I said "appear" to be below the waterline because the boat's not in the 
water, isn't going in the water anytime soon, and I've never actually 
seen one of these in the water :)  All four thru-hulls are under the 
transom counter and below the boot stripe as well as below the waterline
 as defined by the existing bottom paint, so I have to assume they are 
submerged with the boat floating level.  Given their location in the 
bowels of the stern lazarettes, I know accessing them is a pain but I'm 
paranoid enough that I'd close them when I'm leaving the boat on her 
mooring and not returning for a span of days at a time.  On second 
though, I'd have to leave the two small ones open because those are 
scuppers, so no sense in valves on them at all.

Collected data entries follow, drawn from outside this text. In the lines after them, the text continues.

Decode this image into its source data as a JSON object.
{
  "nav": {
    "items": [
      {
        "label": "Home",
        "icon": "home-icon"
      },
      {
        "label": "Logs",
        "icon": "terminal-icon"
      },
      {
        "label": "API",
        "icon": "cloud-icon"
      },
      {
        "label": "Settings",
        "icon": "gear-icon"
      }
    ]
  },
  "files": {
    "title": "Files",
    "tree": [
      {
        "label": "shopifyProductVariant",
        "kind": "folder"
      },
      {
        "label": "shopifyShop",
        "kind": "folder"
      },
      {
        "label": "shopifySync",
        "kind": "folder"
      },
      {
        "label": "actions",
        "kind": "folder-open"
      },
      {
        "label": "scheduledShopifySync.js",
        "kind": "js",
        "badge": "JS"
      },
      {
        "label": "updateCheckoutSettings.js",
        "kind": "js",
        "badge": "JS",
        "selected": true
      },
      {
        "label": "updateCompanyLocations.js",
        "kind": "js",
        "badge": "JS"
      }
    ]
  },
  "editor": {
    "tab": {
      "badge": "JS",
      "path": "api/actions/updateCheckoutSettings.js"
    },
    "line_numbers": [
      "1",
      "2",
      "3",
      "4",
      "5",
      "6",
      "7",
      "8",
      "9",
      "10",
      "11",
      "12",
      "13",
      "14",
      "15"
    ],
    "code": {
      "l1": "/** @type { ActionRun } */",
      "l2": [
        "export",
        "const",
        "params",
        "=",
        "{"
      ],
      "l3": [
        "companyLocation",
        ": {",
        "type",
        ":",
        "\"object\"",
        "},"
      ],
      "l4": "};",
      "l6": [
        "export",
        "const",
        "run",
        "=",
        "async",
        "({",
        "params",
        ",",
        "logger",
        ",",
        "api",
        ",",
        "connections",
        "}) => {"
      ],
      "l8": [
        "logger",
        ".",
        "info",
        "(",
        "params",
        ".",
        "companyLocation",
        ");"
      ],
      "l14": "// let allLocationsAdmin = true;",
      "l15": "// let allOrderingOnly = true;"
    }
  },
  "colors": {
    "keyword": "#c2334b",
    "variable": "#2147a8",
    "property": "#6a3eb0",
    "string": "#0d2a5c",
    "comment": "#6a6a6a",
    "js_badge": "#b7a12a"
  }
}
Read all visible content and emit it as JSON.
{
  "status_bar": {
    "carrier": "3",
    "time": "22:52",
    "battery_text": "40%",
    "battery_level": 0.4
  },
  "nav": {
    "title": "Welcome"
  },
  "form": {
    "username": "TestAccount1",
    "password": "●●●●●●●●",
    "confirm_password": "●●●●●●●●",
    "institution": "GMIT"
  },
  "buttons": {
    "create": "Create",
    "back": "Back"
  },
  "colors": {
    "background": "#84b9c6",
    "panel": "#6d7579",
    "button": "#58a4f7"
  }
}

Here's a pic of the two port side thru hulls, big one is the exhaust.  2 more 
on the stbd side in the same configuration.

              

-Dave
 1990 C&C 34+ "Faith Anne"

From: jda...@gmail.com
Date: Sun, 14 Jun 2015 09:57:14 -0700
Subject: Re: 34+ transom thru-hulls
To: cnc-list@cnc-list.com; davepula...@hotmail.com

Regarding seacocks on transom thruhulls - what do you mean by "they appear to 
be below the waterline"?  Either they are or they aren't, and it should be 
pretty easy to determine this (are they submerged or not when the boat is at 
the dock?). I'm not familiar with the 34+ but looking at some pictures on 
Google Images it looks like the transom is similar to the LF38, which would 
mean the exhaust thruhull and others are above waterline, but can be submerged 
when you're pitching a lot in a wavy sea state. 
The recommendation for seacocks is have them on every thruhull that is below 
the heeled waterline. Whether you consider transom thruhulls that are 6-12" 
above waterline as being below the heeled waterline is probably debateable. 
What I've heard is most people don't bother with them (especially since access 
to them is usually a giant pain, so the seacock would rarely be closed) - 
*unless* you plan to go offshore a bunch. Although even offshore if a hose 
pulled off you could probably just stick a wooden plug in (or potato or any of 
the other thruhull plugging devices). 
So it's a matter of personal preference / your own paranoia level. I'm pretty 
paranoid about below waterline thruhulls but for the transom ones I've decided 
there are bigger risks to fry first.